「切り抜きを始めたいけれど、どこまでが許されるのか境界線が曖昧」「歌枠を切り抜いたら権利侵害になるの?」という疑問に対し、公式ガイドラインや著作権法の観点から、なぜそのルールが存在するのかという仕組みと安全な運用方法を解説します。
切り抜き動画における「創作性」と編集の絶対条件
切り抜き動画を作成する際、最も注意しなければならないのが「単なるコピー(転載)」と「二次創作」の違いです。システム上、および著作権法上の扱いが大きく異なります。
まず、数分間をただ切り取っただけの動画は、そこに編集者の意図や加工が含まれていないため、「創作性」が認められないただの部分コピーと見なされます。これは二次創作ではなく、著作権侵害(複製権の侵害)にあたる可能性が非常に高い状態です。
健全な切り抜き活動を行うためには、以下の編集プロセスが必須となります。
- 字幕(テロップ)や効果音を入れる
- 複数のシーンやカットを組み合わせる(構成を作る)
これにより、元の動画の著作権に加え、あなたの編集による「新たな著作権」が発生し、初めて二次創作物として成立します。
また、「他人の切り抜き動画をさらに切り抜く」行為は、元の配信者の権利に加え、その切り抜き作成者の権利も侵害することになるため、絶対に行ってはいけません。
事実に基づく編集をする
再生数を稼ぎたい心理は理解できますが、ここには明確な禁止事項が存在します。運営やライバーを守るための構造的なルールです。
事実と異なる演出の禁止
「推しをよく見せたい」「ドラマチックにしたい」という意図であっても、文脈を無視したつなぎ合わせや、事実と異なるシーンの挿入はNGです。また、タイトルに「世界を変えた」「○○が称賛」といった大げさな表現や嘘を含めることも禁止されています。
推測や憶測の排除
編集者の主観による「カップリング」や「不仲説」などの憶測を動画に織り込むことは、ライバーの活動を阻害し、名誉を傷つける恐れがあります。あくまで「事実に合わせて面白い部分を抽出する」ことが基本です。
歌枠の切り抜きが事実上困難である「権利の仕組み」
ここが最も誤解が生じやすい部分ですが、「ライバーが許可を得ている」ことと「切り抜き師が許可を得ている」ことは全く別の話です。
歌には、作詞・作曲・編曲など、複雑な著作権が付与されています。にじさんじのライバーは、配信を行う際にANYCOLOR社を通じて、あるいは包括契約によって楽曲使用の許諾を得ています。しかし、その許諾は「切り抜き動画作成者」には及ばないという法的・システム的な構造があります。
個別の許諾が必要
ガイドライン上、歌枠の切り抜き自体は禁止とは明記されていませんが、「皆様が自らの責任で権利者から許諾をとる必要がございます」と定められています。つまり、JASRACやレコード会社、作曲者本人に対し、あなたが個人で連絡を取り、許可を得なければなりません。
カラオケ音源(DAMなど)の壁
特にカラオケ配信などで使用される音源(DAMなど)は、音源の権利元によってインターネット上での二次利用(切り抜き)が厳しく制限されているケースが大半です。
リスクの所在
もし権利者から著作権侵害とされた場合、動画の削除だけでなく、謝罪や損害賠償といった責任を負うのは、ライバーではなく切り抜き投稿者本人です。「知らなかった」「みんなやっている」という言い訳は法的に通用しません。

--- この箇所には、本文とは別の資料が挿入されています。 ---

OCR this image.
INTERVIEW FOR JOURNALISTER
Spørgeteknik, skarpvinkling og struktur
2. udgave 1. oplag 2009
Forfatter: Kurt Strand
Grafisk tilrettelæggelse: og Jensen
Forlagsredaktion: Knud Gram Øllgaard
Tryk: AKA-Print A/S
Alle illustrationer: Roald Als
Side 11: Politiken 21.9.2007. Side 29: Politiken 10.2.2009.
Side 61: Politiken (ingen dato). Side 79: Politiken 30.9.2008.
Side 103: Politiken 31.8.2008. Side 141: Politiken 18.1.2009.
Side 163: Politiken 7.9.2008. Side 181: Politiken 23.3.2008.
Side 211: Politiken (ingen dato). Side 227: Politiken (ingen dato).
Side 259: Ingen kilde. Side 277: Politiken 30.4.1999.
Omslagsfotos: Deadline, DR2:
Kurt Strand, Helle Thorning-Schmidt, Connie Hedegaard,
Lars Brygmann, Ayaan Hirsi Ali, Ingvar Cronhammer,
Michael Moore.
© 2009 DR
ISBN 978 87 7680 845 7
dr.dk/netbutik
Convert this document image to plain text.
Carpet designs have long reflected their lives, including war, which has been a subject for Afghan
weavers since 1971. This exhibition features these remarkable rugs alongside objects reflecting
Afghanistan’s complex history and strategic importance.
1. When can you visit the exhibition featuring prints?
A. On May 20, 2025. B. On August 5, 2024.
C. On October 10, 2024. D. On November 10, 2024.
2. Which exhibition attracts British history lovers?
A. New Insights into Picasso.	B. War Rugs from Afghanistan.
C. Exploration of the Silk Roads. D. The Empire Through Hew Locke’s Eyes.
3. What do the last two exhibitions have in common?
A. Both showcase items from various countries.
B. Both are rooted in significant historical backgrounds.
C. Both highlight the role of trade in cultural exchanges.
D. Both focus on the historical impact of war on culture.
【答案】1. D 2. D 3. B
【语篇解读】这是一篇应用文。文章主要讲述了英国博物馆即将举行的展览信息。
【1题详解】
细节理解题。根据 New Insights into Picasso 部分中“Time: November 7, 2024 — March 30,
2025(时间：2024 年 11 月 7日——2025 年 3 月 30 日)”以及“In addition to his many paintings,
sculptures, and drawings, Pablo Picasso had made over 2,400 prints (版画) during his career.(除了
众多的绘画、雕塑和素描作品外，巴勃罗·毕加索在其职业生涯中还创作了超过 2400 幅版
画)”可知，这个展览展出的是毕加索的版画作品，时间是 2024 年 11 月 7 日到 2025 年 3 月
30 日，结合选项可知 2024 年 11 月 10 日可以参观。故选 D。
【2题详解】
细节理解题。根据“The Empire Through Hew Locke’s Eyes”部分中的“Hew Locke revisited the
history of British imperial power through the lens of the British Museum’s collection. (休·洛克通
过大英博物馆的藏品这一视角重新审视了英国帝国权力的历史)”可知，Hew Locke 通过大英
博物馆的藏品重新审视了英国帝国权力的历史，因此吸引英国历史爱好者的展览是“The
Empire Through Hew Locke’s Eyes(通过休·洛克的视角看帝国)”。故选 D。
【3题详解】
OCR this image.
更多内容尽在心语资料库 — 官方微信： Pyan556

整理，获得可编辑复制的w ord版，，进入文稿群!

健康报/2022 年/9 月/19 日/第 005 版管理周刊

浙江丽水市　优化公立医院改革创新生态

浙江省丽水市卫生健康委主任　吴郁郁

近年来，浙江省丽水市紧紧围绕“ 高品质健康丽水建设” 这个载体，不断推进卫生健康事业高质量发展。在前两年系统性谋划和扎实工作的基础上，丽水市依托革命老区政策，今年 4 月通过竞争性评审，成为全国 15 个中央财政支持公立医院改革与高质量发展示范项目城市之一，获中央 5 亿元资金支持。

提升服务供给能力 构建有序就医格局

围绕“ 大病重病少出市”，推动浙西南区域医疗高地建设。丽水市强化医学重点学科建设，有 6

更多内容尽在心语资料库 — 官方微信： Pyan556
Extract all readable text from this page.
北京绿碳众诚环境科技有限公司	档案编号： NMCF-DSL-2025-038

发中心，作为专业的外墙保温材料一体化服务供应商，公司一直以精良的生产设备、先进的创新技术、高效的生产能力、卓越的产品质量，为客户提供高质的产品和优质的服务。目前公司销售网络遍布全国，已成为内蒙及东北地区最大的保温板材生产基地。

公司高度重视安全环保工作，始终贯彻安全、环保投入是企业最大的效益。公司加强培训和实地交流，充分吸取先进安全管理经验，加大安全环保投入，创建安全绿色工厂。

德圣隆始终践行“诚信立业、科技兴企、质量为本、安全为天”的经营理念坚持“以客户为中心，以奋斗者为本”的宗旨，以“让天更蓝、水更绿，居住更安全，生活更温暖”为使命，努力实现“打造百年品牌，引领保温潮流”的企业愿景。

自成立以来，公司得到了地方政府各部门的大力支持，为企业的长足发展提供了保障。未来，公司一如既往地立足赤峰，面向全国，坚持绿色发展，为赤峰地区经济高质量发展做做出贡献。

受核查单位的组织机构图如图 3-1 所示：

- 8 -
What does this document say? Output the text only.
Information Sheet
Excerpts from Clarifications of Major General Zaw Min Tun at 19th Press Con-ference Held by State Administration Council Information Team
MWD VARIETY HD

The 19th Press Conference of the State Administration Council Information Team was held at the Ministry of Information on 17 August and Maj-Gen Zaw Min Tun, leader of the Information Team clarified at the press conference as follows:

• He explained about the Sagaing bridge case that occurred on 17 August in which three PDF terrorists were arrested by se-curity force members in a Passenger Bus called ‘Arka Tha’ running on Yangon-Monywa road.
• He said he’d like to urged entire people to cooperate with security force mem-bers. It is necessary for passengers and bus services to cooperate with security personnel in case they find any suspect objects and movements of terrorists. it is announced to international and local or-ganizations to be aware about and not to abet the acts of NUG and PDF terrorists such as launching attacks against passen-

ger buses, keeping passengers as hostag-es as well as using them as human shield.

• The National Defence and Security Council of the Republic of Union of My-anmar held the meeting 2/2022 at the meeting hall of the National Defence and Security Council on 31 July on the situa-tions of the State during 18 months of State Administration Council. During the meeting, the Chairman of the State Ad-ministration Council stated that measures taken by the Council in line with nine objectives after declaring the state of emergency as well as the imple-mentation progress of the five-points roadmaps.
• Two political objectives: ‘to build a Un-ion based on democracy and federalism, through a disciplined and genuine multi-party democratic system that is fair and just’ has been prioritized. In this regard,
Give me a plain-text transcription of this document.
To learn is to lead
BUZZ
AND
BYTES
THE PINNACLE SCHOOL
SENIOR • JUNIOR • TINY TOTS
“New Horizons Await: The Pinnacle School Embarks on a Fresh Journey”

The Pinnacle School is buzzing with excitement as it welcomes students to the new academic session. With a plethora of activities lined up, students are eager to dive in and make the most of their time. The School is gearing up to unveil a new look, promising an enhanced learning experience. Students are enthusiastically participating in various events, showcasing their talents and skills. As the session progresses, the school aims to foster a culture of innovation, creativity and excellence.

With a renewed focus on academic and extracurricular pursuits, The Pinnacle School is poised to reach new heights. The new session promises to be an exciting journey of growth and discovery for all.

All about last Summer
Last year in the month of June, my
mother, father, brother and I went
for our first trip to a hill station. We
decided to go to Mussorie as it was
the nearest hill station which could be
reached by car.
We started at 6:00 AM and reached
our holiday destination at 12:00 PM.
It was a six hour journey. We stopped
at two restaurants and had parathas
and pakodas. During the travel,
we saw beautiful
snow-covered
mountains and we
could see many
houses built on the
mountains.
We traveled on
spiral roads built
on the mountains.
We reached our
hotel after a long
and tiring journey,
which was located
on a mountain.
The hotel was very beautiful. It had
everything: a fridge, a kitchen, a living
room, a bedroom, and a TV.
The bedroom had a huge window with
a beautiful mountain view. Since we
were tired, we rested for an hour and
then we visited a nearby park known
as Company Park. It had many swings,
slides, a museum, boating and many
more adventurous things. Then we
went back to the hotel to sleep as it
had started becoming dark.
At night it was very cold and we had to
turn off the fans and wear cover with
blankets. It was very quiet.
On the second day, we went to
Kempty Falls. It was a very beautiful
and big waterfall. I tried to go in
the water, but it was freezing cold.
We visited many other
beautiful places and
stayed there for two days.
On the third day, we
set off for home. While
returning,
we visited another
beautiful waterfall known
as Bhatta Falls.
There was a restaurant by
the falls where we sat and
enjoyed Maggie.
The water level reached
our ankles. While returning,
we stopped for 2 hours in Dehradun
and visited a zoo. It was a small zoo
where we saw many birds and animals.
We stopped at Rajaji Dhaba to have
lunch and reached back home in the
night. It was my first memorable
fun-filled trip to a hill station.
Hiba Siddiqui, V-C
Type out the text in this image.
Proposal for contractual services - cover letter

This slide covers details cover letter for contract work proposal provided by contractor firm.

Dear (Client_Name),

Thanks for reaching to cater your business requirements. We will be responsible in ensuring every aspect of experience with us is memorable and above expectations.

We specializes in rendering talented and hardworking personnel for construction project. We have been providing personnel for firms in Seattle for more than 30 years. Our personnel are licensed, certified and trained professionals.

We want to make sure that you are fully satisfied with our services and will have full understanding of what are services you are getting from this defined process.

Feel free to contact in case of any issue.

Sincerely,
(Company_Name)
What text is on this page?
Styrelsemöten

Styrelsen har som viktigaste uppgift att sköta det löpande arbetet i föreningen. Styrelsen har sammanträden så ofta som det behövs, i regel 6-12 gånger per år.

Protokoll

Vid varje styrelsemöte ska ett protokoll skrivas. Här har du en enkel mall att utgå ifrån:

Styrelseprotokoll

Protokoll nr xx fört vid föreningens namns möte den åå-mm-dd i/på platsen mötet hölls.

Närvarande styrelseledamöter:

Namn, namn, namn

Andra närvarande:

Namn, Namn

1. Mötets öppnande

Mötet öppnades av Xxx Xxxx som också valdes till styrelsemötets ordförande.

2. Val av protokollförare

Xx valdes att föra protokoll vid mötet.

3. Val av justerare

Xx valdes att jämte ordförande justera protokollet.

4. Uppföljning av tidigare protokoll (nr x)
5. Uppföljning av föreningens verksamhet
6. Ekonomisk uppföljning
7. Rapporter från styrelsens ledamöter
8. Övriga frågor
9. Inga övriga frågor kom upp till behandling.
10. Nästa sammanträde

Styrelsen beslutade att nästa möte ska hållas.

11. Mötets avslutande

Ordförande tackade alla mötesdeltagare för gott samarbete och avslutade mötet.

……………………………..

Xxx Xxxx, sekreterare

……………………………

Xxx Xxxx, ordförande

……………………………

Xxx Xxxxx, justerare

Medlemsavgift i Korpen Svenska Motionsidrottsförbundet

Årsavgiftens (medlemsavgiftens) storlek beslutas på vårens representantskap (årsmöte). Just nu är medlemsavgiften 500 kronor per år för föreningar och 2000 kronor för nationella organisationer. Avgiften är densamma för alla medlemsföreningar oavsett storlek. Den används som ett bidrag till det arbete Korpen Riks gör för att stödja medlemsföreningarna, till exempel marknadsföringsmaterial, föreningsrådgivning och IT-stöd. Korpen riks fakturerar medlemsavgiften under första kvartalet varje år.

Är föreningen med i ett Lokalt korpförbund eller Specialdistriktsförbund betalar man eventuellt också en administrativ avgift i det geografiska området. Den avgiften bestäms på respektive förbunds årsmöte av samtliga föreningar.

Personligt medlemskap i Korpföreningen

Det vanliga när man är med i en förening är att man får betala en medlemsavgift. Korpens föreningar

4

これらのハードルの高さから、実質的に「歌枠の切り抜きはできない(避けるべき)」と判断するのが安全です。
まとめ
- 切り抜きには字幕や構成などの「創作性」が必須であり、ただのカットは複製権侵害になる。
- 歌枠の権利処理はライバーへの許可とは別物であり、投稿者自身が著作者全員の許諾を得る必要があるため極めて難易度が高い。
ルールや権利関係は厳しく感じられるかもしれませんが、これらはすべて「ライバー」と「あなた自身」を守るためのガードレールです。公式ガイドラインや概要欄のルールを正しく理解し、愛のある編集技術を加えることで、誰もが安心して楽しめる素晴らしいコンテンツを発信していきましょう。